East Asian studies graduate reflects on time abroad before COVID-19
Editor's note: This story is part of a series of profiles of notable spring 2021 graduates.
Emily Creasman lived in California and North Carolina before her family settled in Phoenix, which she now considers her home. Going into college, she thought she wanted to major in music because she enjoyed marching band and drumline in high school, but she developed an interest in learning Korean, which led to a curiosity in Korean culture.
She enrolled at Arizona State University and declared her major in East Asian studies from the School of Historical, Philosophical and Religious Studies and added a minor and certificate in Korean studies from the School of International Letters and Cultures, and received many scholarships including the Foreign Language and Area Studies Fellowship, John and Sandra Koo Scholarship Award and the ASU Academic Achievement Scholar Award.
Creasman was studying abroad in South Korea during her junior year when news of the coronavirus began to pick up. After about seven months of studying there and after signing up for her spring classes, things began to change.
“I remember first hearing about COVID-19 around mid-to-late January or early February,” Creasman said. “At that point, though, people just viewed it as something happening outside Korea. I even visited Japan for a week at the beginning of February without any major concerns.”
When mid-February rolled around, there was an outbreak in the South Korean city of Daegu and from there COVID-19 began to spread in the country.
“The week after I signed up for my second semester classes, my program got canceled and I was told I needed to come home immediately,” Creasman said. “I remember sanitization stands began popping up everywhere. The subways were also eerily empty and announcements telling everyone to wash their hands and wear masks would play on the speakers constantly.”
She went to the hospital to get a negative test result before flying back home to avoid any issues at customs. After filling out some forms and mentioning her trip to Japan, she was whisked away to answer questions and had a nasal swab done by a woman in a hazmat suit.
“I then had to pack up my apartment within the week and flew home on the last available flight to the U.S., which was at the beginning of March,” Creasman said. “There wasn’t really anyone else in the airport besides those on my flight so it felt strange. It all happened rather quickly.”
She ended missing the spring semester due to the timing of having to come back to the U.S. and had to make up her classes during the summer. Despite these set-backs, she is graduating this semester as she had planned.
Question: What was your “aha” moment, when you realized you wanted to study the field you majored in? (Might be while you were at ASU or earlier.)
Answer: I decided to major in East Asian studies when I first entered ASU. I’ve thoroughly enjoyed it since the beginning, but if I had to pick one stand-out moment I’d say it was when I studied abroad in South Korea my junior year. I enjoyed learning about Korean culture prior to that, but getting to experience it first hand was entirely new and I believe necessary in confirming for me that I loved my field of study.
Q: What’s something you learned while at ASU — in the classroom or otherwise — that surprised you or changed your perspective?
A: Throughout my time at ASU, I’ve become very fascinated by religious studies, particularly in the field of eastern religions. Prior, I never would've considered studying religion in depth so that’s been a pleasant evolution. I hope to continue studying it further even after I graduate! Overall, I’ve learned that the ways in which people navigate and comprehend the world are vastly different and that everyone can learn something from each other.
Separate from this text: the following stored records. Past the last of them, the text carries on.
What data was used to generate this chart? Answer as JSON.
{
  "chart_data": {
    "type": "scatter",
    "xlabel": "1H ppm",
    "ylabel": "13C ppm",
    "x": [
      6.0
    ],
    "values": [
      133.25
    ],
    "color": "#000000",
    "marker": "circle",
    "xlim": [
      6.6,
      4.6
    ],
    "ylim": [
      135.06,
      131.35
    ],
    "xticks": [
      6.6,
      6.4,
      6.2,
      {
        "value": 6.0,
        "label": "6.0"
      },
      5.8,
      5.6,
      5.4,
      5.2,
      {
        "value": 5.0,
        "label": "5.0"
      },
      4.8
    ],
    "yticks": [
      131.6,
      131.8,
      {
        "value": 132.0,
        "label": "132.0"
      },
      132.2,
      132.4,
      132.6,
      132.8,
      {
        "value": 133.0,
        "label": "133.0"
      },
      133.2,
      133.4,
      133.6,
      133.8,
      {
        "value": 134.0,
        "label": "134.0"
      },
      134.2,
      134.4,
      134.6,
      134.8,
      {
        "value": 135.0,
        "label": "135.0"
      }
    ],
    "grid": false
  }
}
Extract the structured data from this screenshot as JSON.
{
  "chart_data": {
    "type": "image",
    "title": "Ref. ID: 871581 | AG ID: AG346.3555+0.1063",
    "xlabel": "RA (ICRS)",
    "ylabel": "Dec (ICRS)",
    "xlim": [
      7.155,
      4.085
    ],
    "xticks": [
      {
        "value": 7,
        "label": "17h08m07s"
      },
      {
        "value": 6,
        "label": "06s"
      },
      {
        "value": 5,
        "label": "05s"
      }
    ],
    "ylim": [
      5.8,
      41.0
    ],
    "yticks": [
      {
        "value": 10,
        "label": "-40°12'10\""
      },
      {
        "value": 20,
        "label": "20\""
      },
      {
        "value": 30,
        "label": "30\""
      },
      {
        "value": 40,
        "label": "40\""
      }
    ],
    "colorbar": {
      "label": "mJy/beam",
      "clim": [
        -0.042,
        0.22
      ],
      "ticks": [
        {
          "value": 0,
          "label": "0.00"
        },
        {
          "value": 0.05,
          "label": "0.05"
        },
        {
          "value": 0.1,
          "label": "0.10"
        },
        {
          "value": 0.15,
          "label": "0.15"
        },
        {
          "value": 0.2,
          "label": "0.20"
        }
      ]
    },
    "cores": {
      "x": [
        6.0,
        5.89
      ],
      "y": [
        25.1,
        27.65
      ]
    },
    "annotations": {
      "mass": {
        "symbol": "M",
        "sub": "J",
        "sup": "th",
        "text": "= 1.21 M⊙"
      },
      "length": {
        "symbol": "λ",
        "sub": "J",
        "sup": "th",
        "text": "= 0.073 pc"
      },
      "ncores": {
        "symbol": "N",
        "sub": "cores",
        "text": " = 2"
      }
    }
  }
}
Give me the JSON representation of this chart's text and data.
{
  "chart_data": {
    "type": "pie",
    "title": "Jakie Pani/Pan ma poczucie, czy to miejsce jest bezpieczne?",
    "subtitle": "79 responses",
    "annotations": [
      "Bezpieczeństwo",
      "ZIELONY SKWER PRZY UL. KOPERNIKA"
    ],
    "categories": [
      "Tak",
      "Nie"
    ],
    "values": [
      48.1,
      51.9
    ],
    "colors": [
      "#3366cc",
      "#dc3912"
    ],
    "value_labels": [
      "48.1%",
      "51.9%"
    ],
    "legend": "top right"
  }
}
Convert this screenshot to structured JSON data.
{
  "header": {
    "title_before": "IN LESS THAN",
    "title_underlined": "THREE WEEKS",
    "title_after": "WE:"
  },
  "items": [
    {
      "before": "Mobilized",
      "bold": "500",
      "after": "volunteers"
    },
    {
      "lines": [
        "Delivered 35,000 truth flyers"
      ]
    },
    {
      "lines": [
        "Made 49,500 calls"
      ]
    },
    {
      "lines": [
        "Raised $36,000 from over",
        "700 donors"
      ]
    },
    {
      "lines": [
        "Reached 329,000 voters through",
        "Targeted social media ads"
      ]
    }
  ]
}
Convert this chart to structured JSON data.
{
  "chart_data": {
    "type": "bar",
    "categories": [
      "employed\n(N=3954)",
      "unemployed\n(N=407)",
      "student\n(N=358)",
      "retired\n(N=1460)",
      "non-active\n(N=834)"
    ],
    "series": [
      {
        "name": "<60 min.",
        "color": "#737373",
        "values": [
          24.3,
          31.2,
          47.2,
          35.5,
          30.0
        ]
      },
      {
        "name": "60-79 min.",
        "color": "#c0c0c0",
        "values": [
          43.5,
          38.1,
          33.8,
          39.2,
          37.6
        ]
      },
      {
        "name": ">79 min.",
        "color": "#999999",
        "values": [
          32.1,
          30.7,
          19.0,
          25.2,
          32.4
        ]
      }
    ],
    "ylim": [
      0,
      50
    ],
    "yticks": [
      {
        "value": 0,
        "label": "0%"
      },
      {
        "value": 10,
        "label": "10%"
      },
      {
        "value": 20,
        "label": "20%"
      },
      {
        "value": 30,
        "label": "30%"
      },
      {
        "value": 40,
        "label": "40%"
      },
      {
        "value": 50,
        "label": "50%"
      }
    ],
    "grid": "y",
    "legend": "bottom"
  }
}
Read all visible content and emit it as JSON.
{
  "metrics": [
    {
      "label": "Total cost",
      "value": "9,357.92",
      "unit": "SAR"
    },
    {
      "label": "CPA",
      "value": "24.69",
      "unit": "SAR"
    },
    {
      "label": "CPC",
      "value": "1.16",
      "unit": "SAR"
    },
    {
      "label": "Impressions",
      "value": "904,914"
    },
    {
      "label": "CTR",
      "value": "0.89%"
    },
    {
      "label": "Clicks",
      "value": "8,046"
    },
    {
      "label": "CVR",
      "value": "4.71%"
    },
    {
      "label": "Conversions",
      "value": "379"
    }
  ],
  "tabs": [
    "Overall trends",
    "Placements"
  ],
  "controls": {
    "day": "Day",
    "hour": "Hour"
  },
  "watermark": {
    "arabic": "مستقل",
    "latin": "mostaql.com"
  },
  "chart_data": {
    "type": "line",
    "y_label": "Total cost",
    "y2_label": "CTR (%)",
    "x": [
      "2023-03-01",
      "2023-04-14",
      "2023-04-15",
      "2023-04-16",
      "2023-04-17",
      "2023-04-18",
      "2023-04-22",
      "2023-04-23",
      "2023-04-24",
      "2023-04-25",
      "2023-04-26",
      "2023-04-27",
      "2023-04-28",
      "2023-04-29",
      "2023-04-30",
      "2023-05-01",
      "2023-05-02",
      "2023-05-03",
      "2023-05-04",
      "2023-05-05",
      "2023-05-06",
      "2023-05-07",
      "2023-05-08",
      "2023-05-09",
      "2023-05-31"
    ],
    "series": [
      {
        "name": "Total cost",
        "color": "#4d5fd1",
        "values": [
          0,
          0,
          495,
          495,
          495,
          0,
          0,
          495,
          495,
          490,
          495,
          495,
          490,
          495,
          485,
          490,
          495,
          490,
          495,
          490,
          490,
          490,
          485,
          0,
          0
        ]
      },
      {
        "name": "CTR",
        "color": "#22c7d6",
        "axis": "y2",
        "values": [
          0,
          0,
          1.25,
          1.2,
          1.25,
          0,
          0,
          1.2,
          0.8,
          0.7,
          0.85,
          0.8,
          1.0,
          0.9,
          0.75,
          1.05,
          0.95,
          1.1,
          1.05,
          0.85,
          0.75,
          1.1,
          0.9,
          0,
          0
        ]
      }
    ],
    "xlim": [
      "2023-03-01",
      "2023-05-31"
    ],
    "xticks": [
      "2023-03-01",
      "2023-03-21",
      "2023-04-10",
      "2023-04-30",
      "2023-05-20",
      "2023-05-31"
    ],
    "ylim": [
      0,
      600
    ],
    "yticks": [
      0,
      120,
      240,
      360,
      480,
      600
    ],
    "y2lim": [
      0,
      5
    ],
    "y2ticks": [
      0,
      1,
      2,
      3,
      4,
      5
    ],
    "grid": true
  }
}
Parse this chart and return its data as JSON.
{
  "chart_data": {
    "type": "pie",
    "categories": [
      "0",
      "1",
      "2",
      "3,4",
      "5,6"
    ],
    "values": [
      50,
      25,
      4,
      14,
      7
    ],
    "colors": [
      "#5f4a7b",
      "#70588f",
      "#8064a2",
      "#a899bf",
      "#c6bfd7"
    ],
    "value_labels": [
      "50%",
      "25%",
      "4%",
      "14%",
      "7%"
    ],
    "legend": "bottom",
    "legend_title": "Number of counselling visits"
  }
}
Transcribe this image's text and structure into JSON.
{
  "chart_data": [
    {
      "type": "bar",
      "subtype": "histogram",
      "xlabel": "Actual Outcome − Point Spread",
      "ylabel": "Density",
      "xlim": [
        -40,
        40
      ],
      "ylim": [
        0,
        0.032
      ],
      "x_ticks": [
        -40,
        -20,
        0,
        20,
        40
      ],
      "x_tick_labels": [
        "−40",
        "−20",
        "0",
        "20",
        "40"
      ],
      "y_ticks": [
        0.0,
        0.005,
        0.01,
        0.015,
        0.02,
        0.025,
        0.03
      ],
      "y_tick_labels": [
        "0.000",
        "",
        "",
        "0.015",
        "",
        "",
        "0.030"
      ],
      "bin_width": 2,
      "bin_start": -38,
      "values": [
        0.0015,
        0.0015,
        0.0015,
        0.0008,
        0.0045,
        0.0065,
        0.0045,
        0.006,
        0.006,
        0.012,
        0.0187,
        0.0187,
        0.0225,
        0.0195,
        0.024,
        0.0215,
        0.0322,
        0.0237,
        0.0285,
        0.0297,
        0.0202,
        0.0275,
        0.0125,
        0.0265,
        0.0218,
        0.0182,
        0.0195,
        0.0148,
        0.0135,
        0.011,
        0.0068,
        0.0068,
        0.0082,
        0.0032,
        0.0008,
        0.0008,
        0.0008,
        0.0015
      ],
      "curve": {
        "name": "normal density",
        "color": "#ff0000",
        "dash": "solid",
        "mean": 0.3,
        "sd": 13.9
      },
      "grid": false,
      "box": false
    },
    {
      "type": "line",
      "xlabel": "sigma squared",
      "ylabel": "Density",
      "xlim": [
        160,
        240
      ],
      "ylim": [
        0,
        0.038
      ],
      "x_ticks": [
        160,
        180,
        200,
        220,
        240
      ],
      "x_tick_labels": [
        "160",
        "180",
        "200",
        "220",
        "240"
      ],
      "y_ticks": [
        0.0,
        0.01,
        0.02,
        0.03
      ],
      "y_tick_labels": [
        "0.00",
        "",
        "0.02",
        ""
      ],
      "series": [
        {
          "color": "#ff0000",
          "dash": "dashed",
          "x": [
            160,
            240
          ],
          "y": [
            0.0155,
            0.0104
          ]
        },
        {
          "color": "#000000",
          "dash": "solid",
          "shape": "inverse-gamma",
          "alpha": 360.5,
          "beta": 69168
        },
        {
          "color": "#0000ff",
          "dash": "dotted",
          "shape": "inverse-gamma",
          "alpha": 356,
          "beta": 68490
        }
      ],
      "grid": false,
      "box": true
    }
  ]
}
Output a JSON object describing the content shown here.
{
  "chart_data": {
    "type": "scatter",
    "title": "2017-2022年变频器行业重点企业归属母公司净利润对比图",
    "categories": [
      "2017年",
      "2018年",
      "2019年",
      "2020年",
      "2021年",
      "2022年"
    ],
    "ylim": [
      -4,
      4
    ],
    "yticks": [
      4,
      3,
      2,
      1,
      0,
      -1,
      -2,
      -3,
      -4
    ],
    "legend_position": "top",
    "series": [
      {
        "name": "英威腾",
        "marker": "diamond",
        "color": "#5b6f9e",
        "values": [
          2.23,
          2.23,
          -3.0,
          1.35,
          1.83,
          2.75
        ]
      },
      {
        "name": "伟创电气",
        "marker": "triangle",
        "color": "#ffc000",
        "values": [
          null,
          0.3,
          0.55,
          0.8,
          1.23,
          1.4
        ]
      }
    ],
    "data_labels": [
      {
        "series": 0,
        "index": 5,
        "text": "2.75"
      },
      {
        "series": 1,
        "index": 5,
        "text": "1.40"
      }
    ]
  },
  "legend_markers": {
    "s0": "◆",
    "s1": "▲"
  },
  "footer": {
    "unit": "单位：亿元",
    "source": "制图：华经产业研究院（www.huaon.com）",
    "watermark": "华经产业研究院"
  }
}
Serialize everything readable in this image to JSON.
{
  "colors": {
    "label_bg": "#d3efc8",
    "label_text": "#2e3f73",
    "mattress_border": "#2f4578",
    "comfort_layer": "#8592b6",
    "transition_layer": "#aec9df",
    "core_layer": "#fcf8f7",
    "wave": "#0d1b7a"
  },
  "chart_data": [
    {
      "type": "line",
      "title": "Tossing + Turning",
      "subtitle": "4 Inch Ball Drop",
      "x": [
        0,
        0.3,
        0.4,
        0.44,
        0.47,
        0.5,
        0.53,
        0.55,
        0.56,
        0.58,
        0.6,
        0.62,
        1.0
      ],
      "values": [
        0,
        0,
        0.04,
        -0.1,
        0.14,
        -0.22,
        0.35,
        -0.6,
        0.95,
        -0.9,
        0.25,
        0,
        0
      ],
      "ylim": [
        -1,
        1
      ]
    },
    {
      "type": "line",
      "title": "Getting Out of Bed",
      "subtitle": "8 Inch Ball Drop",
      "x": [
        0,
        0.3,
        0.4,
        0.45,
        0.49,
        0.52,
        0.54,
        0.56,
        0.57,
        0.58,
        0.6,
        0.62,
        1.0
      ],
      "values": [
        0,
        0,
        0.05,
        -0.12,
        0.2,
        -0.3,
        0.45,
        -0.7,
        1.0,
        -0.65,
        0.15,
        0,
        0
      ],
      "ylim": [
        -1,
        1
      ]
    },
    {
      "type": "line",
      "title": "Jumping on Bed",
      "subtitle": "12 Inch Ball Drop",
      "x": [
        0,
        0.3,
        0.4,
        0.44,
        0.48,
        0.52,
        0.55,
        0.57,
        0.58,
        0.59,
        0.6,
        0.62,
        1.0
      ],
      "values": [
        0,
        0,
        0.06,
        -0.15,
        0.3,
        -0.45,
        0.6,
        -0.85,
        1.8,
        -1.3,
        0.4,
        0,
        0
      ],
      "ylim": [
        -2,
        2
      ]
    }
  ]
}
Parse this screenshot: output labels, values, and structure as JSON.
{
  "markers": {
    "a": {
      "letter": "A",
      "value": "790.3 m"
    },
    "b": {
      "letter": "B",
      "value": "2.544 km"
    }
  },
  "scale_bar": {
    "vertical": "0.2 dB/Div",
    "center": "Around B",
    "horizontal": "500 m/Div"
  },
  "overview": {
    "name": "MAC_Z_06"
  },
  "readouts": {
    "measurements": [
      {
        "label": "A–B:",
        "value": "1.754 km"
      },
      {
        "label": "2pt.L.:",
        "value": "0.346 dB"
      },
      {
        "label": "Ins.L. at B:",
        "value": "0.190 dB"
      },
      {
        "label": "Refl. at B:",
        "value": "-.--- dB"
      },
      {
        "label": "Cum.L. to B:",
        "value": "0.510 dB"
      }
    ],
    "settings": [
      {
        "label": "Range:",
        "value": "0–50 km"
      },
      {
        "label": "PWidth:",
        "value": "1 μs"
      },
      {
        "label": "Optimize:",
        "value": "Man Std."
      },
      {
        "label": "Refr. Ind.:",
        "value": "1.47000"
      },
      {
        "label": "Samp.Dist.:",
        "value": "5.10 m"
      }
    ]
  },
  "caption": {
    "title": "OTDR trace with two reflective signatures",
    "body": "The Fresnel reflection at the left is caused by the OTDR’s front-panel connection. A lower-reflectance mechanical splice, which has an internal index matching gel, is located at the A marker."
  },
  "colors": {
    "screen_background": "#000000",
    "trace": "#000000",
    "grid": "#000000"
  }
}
Q: Why did you choose ASU?
A: I chose ASU firstly because it’s where my dad and brother attended but secondly, it was because they had classes in what I wanted to study!
Q: Which professor taught you the most important lesson while at ASU?
A: All the professors I’ve had were truly amazing — they all pushed me to do my best. The professors and teachers that left the greatest impact on include Professor (Sookja) Cho, Professor (Bomi) Oh and my teacher Daeun Shin.
Q: What’s the best piece of advice you’d give to those still in school?
A: First, I’d say to find a group of people that you can connect with. ASU is huge so I think finding your own niche is extremely important. In terms of school work, my mom used to always tell me that whatever the situation or assignment, it won’t last forever so, “just get it done.” Perhaps that sounds harsh, but for someone who obsesses over having every assignment done perfectly, it’s a nice reminder to calm down.
Q: What was your favorite spot on campus, whether for studying, meeting friends or just thinking about life?
A: When I was on campus I really liked the little café located in Hayden Library — it was so cute! Now, with everything being online, I rotate between my desk and my bed at home.
Q: What are your plans after graduation?
A: After graduating with my undergraduate degree, I hope to begin a graduate certificate program along with an internship program that will send me abroad to Seoul, South Korea. After that, my goal is to begin working overseas in the field of tourism!
Q: If someone gave you $40 million to solve one problem on our planet, what would you tackle?
A: That’s a tough question — there’s a number of important issues that come to mind. First, I’d want to help support those who are suffering from the race and ethnic inequalities, and hate crimes that are happening around the world. The other thing I’d want to contribute the money to is finding a cure to cancer — I lost my mom to cancer last year so that’s something rather personal for me.